Here, said Captain Melzi, seemliness must draw a veil. We may imagine the fury and loss of face. But better not describe it. ‘Naturally,’ he added, ‘the episode has been suppressed. It is a non-event. The Jesuits were promptly banished and the papal guards sworn to secrecy.
Perhaps not even Monsignor Amandi will hear echoes of it? After all, it reflects well on nobody.’

‘But it’s not true!’ Nicola was upset by the cartoonish evoking of his worst nightmare. He still dreamed of Nardoni. ‘It can’t be! I saw Nardoni’s corpse myself in the Collegio the morning after he was killed. Civic Guards were watching over it.’

‘It’s not meant to be true,’ intervened Monsignor Amandi equably. ‘It is an emblematic tale! We shall hear more before things settle.’ He smiled at the captain.

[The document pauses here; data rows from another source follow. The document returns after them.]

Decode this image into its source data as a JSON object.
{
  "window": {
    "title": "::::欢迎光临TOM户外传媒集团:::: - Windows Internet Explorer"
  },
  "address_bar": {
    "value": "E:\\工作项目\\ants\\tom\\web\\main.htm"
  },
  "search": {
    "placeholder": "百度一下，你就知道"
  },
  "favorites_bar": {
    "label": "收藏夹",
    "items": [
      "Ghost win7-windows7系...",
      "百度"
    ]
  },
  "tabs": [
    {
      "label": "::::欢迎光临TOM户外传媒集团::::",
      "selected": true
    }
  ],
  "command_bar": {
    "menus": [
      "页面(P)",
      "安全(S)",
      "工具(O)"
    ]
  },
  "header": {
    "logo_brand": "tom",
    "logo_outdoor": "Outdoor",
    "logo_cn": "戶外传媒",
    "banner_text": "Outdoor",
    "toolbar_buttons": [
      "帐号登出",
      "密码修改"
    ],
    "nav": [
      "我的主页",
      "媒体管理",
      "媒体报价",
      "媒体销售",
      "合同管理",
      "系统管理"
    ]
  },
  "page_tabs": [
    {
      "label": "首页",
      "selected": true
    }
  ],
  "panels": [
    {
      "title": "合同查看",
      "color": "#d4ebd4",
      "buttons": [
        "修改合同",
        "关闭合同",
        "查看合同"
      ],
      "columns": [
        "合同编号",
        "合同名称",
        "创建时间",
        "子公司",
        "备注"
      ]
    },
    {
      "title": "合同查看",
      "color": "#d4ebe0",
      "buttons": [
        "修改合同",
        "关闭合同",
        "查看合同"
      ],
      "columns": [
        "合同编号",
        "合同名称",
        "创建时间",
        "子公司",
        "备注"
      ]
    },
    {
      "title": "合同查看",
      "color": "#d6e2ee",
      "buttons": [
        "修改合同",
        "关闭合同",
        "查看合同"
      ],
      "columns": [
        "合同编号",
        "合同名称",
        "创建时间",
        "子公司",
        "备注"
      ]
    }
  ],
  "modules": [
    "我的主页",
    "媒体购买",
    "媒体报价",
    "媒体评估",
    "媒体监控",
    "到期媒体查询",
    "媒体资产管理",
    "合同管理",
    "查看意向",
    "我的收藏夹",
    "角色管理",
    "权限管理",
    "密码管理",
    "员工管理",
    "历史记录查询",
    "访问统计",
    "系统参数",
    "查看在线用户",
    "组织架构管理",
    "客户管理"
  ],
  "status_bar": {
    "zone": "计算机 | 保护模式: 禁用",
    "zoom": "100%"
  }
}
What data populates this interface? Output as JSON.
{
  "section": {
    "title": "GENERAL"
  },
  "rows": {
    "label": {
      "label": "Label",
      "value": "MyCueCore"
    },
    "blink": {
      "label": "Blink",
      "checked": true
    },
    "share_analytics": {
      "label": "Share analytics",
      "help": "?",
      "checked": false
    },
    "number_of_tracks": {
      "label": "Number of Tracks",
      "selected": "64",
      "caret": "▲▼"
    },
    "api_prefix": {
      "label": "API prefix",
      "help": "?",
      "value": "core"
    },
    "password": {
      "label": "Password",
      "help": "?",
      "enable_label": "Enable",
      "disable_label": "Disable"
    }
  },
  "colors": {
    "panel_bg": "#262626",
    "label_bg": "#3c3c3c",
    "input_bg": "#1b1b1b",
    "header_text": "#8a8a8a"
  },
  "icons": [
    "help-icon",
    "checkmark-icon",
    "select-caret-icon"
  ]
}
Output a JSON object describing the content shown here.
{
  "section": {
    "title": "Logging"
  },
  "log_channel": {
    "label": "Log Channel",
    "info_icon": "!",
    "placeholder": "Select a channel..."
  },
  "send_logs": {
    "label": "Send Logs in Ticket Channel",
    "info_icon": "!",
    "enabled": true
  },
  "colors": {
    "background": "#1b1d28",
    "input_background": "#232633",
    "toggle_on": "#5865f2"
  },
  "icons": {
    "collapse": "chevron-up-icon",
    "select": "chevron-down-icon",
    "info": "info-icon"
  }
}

Later, looking at Nicola’s bandaged hand, he remarked that his young protégé might not have the character for a clerical career. Why had he been so distressed by Melzi’s story? Was there a reason? Amandi listened while Nicola spoke of Nardoni, then asked whether he had ever heard of the bee which chanced to sting a bull just as the butcher was delivering the death blow? ‘What a dangerous sting I have!’ thought the bee and flew off full of pride and misapprehension. A number of people, said Amandi, had known of Nardoni’s presence in the Collegio. And the spy had become imprudent. It was likely that some of those whom he had been trying to blackmail had enticed him out and let his death look like a lynching. ‘You,’ he told Nicola, ‘are like the bee who stung the bull. You say you informed the police? But the police knew about Nardoni all along. He was a policeman.’